L'instant était propice et, certain soir qu'Eveline se sentait particulièrement faible et que tout laissait supposer sa fin très prochaine, je fis venir l'abbé, l’entretins quelques instants dans le salon, et m'apprêtais à l'introduire dans la chambre de la malade avec les Saintes Huiles et le Viatique dont il avait eu soin de se munir, quand le docteur Marchant, sortant de la chambre, referma derrière lui la porte, et, de ce ton autoritaire qu'il sait prendre lui en refusa l'entrée.

— Je viens de m'employer à relever sa confiance et son courage, dit-il presque durement, n’allez pas défaire mon travail. Si Eveline comprend que vous la croyez perdue, je crains que ce n'en soit fait d'elle.

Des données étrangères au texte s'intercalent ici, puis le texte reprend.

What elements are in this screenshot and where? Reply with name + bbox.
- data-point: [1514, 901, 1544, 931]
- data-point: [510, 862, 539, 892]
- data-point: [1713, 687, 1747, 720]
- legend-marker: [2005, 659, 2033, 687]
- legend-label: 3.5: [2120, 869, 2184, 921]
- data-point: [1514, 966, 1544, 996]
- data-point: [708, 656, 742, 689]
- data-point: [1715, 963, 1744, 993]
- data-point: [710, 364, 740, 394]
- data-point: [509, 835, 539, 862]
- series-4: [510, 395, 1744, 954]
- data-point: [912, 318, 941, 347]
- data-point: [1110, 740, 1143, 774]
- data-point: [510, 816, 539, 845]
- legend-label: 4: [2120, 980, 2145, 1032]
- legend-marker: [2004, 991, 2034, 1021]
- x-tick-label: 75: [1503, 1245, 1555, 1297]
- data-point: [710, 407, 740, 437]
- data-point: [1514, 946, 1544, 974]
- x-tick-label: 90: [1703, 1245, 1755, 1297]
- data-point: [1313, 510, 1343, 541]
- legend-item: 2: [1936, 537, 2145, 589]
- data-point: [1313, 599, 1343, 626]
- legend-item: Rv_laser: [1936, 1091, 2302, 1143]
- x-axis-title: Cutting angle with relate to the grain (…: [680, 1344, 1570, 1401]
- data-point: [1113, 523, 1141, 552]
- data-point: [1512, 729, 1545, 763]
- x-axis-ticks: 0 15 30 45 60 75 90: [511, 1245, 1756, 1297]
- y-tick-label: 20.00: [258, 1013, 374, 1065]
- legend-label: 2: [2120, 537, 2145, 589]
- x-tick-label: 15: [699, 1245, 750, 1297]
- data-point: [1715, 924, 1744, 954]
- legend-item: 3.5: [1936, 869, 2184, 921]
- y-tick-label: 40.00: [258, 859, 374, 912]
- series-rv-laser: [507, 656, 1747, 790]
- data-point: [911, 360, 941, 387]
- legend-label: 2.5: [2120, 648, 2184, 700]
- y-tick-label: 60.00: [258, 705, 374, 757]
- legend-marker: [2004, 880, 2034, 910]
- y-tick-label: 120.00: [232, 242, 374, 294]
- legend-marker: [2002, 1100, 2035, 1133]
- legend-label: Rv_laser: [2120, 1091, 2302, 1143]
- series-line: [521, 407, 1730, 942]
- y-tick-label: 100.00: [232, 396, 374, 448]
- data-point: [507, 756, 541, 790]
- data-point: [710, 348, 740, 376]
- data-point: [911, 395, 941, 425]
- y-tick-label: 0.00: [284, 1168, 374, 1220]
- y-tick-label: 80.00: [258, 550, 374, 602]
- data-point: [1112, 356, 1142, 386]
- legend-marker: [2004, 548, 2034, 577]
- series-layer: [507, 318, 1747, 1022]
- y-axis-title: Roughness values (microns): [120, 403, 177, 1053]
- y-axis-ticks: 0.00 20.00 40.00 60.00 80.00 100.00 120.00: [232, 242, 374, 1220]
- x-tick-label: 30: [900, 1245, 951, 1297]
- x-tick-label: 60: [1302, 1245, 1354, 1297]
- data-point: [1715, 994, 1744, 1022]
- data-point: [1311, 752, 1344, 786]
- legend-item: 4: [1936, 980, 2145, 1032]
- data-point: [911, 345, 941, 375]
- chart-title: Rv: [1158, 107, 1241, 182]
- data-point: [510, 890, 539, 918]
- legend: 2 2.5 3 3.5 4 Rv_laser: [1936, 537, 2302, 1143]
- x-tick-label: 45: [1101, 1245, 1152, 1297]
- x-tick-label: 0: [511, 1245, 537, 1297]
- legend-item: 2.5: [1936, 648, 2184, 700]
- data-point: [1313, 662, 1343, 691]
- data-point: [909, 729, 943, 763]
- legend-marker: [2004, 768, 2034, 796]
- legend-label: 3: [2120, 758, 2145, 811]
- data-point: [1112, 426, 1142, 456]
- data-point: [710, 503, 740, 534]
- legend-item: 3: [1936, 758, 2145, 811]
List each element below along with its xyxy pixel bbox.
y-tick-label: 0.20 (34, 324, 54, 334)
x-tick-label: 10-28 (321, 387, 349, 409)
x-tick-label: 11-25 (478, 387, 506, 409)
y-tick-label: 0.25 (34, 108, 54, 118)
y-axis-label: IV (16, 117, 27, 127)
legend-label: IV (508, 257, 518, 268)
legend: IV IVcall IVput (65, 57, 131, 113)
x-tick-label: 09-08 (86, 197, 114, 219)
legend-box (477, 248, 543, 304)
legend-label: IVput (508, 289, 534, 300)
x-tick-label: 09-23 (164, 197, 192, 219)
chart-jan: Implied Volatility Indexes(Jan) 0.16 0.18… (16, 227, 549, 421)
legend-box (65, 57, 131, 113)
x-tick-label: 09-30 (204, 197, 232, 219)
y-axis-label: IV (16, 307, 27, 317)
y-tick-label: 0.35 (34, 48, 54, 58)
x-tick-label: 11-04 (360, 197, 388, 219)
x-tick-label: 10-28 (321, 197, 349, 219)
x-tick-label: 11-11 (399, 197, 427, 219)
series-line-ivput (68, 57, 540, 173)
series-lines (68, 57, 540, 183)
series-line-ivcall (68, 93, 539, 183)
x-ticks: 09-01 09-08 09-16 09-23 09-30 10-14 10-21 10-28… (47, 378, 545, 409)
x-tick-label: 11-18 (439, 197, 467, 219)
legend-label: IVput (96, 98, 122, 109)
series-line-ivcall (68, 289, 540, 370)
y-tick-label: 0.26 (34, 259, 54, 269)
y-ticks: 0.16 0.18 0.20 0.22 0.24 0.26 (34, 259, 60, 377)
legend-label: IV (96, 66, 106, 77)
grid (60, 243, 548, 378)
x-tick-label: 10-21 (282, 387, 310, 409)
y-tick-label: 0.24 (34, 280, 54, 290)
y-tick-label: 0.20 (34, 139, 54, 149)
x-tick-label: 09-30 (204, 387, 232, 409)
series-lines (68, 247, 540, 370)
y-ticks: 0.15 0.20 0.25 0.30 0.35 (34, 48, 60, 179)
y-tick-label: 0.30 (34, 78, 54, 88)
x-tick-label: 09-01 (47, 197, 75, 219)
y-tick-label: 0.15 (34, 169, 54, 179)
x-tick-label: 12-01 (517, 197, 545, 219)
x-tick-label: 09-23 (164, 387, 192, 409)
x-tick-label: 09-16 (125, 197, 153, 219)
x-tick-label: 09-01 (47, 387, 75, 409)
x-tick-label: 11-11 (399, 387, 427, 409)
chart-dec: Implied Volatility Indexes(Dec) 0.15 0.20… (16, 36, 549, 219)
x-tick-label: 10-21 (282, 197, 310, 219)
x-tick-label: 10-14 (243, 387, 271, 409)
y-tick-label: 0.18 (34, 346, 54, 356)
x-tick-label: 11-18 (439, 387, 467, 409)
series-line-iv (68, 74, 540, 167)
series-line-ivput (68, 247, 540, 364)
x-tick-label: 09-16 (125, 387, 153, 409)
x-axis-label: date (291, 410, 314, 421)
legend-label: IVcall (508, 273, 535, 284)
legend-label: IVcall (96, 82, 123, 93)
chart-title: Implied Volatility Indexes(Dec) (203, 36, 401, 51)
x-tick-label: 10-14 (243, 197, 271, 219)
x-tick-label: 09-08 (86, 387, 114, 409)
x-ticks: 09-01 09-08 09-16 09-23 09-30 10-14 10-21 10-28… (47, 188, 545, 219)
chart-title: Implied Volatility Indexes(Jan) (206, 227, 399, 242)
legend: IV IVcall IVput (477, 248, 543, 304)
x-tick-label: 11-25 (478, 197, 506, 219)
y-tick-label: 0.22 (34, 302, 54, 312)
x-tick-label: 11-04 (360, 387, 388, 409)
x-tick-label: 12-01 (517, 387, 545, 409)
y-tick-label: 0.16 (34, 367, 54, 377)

L'abbé Bredel était tout tremblant.

— Vous n'avez pas le droit de m'empêcher de sauver cette âme, murmura-t-il.

— Pour la sauver, voulez-vous la tuer ? demanda Marchand !

Ici, un échange d'invectives entre le prêtre et l'athée. Dialogue admirable de vraisemblance.

Le Mari et l'Abbé passeront outre les avis catégoriques du docteur et la force morale d'Eveline aux approches de la mort, qui a pourtant accepté les Sacrements, suggère à Robert cette réflexion :

« Eh quoi ! se peut-il que devant la mort l'impie tremble moins que le fidèle, alors qu'il aurait tant de raisons de s'effrayer davantage ? »

Pour Eveline une existence implacable reprend dès sa guérison, qui n'aura son issue que dans le trépas d'une femme qui n'aime et n'espère plus rien de la vie. L'Ecole des Femmes et Robert sont deux livres importants, désormais, dans l'œuvre d'un Gide. Silences plus lourds que les pires querelles, rictus plus cruels que les injures, aveux autrement redoutables que les menaces. Voilà où réside l'âpreté du drame. Littérature ? diront certains. Pas toujours.